Sunday, January 13, 2013

Strange Faces Part 6


(scroll down to read parts 1-5)



Everyone has a ghost story.  Maybe you've seen your dead grandmother.  Or you know someone who knows someone who has seen Bigfoot or been probed by E.T.s glowing finger.   Shadows moving on their own, strange cases of déjà vu, Elvis sighted flipping burgers at a diner in Austin.  You get the idea. 

"Lets go, boys.  I got a gig at Burger King in half an hour."


I know a guy who claims to have seen a Thunderbird once.  For those of you that aren't familiar with the Thunderbird, it’s a large bird, some say as big as a house, that comes from Native American legend.  Its wings describe a thunderclap with every flap, lightning crackling around its eyes; it’s a harbinger of tempests.   Sightings of the Thunderbird can be found all across North America, especially in Texas, some as recently as 2007.  It was around that time that my friend saw the creature.

"..."


He was working at the time as a traveling salesman (yes, they still exist).  One day, he was driving from Kerrville, TX to San Marcos.  The main roads would take him south on I10, thru San Antonio, then back north on I35.  Deciding that the shortest distance between two points was a straight line, he decided to take the side roads, one of which was almost a straight shot between the two cities. 

If you've never been to that part of Texas, its important to know that its all hill country over there.  Not so much on the highways, but definitely on the back roads.  Hill after hill after hill, valleys every half mile or so.  As you climb each hill, the road narrows to two lanes going east and west.  As visibility is limited as you reach the top, the speed limit is only fifty miles per hour.  But this is Texas, where most people treat speed limit signs as a suggestion, so it wasn't uncommon to see cars barrelling over the hills at upwards of seventy mph, dangerously close to catching air and making the Duke boys of Hazard County proud.



It was as my friend was descending a hill that he saw the Thunderbird.  Nestled in the valley in the middle of the road, the creature looked to be feasting on a deer.  Cursing out loud in shock, he slammed on the brakes, skidding several hundred feet, narrowly missing the beast but startling it enough that it immediately flew away, leaving behind its dinner.

Sitting in his car, shocked, his brain was already hard at work trying to convince itself that he couldn't possibly have seen what he just saw.  As he began to drive away, carefully avoiding the carcass in the street, he heard a thunderclap and his car began to shake.  A terrible thud came from above as he realized that the giant bird had landed on top of his vehicle.  There was a screeching of tearing metal as talons larger than a grizzly bear exploded through the roof and the car began to lift.  It didn't take a genius to know that it was going to try to carry his car away. 

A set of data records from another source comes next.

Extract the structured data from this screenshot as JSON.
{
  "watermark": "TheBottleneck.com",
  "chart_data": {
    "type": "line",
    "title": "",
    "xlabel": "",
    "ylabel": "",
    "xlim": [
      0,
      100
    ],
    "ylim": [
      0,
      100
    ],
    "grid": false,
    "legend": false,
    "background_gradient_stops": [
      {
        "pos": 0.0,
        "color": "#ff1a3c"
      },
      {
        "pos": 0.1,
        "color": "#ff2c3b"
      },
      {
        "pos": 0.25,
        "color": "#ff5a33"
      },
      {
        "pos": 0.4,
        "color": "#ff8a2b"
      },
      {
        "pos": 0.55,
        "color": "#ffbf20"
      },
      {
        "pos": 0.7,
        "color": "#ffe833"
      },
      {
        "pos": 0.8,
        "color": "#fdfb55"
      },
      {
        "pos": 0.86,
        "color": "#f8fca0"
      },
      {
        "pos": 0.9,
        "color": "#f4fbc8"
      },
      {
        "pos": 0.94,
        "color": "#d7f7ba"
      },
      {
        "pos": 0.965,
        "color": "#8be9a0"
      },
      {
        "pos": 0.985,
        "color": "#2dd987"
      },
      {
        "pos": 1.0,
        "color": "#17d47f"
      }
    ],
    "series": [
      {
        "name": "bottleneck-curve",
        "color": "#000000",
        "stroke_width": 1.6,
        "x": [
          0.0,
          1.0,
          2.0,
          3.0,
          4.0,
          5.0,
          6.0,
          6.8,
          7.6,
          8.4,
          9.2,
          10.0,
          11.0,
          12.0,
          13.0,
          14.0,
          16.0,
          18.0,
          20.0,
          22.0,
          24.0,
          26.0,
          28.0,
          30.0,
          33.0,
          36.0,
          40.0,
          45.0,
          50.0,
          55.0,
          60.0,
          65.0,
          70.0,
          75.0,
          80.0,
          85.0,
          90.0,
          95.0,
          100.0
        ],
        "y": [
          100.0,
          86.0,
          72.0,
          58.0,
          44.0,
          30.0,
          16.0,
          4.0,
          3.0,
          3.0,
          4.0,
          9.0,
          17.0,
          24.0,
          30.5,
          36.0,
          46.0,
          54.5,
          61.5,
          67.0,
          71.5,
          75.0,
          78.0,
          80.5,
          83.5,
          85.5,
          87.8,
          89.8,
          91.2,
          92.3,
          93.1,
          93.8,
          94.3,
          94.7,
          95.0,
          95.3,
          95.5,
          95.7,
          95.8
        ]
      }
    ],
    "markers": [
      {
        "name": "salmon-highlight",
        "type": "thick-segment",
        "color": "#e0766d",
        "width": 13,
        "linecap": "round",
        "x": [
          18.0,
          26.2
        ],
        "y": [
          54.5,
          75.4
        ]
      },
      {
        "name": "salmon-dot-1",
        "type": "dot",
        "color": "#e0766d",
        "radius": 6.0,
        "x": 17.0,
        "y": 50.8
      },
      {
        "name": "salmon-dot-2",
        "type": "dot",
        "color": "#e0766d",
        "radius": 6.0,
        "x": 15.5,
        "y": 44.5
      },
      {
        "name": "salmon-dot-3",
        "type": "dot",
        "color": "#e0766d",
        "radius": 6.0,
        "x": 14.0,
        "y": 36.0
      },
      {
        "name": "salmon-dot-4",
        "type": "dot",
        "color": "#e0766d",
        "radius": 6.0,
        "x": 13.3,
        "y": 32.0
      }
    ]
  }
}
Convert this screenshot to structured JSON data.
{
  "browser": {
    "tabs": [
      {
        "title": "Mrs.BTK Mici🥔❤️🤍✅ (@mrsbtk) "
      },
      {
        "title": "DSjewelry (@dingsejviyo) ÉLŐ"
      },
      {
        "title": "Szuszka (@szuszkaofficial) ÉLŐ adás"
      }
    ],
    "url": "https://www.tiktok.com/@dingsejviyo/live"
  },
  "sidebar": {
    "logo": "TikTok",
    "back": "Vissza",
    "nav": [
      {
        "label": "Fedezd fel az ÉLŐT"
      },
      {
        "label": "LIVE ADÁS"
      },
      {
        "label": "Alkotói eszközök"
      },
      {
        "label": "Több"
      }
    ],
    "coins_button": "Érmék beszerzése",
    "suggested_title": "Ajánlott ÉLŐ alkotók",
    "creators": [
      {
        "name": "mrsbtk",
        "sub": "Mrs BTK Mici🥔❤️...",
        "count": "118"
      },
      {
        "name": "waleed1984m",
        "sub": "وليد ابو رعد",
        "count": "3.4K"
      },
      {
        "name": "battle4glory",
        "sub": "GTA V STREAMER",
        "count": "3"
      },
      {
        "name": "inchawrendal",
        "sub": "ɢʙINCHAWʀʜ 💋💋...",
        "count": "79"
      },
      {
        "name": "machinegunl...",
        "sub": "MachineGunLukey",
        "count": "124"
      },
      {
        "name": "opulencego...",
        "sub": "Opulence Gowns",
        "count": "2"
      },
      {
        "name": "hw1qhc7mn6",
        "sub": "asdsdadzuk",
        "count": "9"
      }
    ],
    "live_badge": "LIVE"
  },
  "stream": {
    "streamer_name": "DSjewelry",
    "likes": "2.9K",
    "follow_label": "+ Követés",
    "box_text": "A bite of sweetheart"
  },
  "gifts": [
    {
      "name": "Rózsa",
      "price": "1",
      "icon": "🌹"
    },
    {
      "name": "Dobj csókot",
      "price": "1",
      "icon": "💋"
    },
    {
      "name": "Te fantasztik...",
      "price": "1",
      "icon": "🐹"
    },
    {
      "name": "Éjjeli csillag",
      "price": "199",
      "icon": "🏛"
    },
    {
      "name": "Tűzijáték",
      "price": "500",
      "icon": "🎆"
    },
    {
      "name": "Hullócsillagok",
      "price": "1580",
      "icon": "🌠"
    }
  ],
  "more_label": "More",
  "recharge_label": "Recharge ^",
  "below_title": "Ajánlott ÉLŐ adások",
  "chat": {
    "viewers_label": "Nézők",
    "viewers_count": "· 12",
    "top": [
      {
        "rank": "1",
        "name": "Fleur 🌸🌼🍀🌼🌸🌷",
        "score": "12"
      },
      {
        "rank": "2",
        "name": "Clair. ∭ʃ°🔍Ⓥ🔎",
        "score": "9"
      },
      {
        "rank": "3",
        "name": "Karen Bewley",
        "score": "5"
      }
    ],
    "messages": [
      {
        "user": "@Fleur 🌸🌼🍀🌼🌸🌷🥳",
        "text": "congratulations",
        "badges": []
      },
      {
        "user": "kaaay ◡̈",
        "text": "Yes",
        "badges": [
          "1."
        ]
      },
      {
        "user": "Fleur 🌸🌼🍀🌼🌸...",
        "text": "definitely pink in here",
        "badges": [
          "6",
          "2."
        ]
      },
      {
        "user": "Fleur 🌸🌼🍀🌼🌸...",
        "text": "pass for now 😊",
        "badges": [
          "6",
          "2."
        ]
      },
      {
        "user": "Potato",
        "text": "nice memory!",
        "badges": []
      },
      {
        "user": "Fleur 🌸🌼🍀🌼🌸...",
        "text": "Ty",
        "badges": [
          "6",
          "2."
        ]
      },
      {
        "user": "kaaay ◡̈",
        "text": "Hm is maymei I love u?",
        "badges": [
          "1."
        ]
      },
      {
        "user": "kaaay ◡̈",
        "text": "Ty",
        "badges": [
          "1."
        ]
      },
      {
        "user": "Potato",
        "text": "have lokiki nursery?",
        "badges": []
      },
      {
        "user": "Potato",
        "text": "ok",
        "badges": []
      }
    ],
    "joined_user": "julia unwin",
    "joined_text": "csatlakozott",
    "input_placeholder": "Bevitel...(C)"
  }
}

Stepping on the gas, there was a brief tug of war before American automotive ingenuity broke free and my friend got the hell out of Dodge, burning rubber and cresting the next hill at top speed, nearly taking flight himself.   

Of course that story couldn't be real.  How could it be?  But the twelve inch talon he pried out of the roof of his car sure looked real.

Like I said, everyone has a story.  Before this all happened to me, the strangest thing I've ever seen was at a Wal-Mart in another city that had its automotive and lawn and garden dept. on the left side of the building instead of the right.  So Sancho and I decided to ask my brother for help, who had a little more experience with this sort of thing.  One time, as he was driving home from work, my brother swears he saw a kangaroo in the middle of the road.  That officially makes him more of an expert than me when it comes to weird shit happening at random. 

As I thought about what I was going to tell him, I had a funny feeling things were only going to get stupider.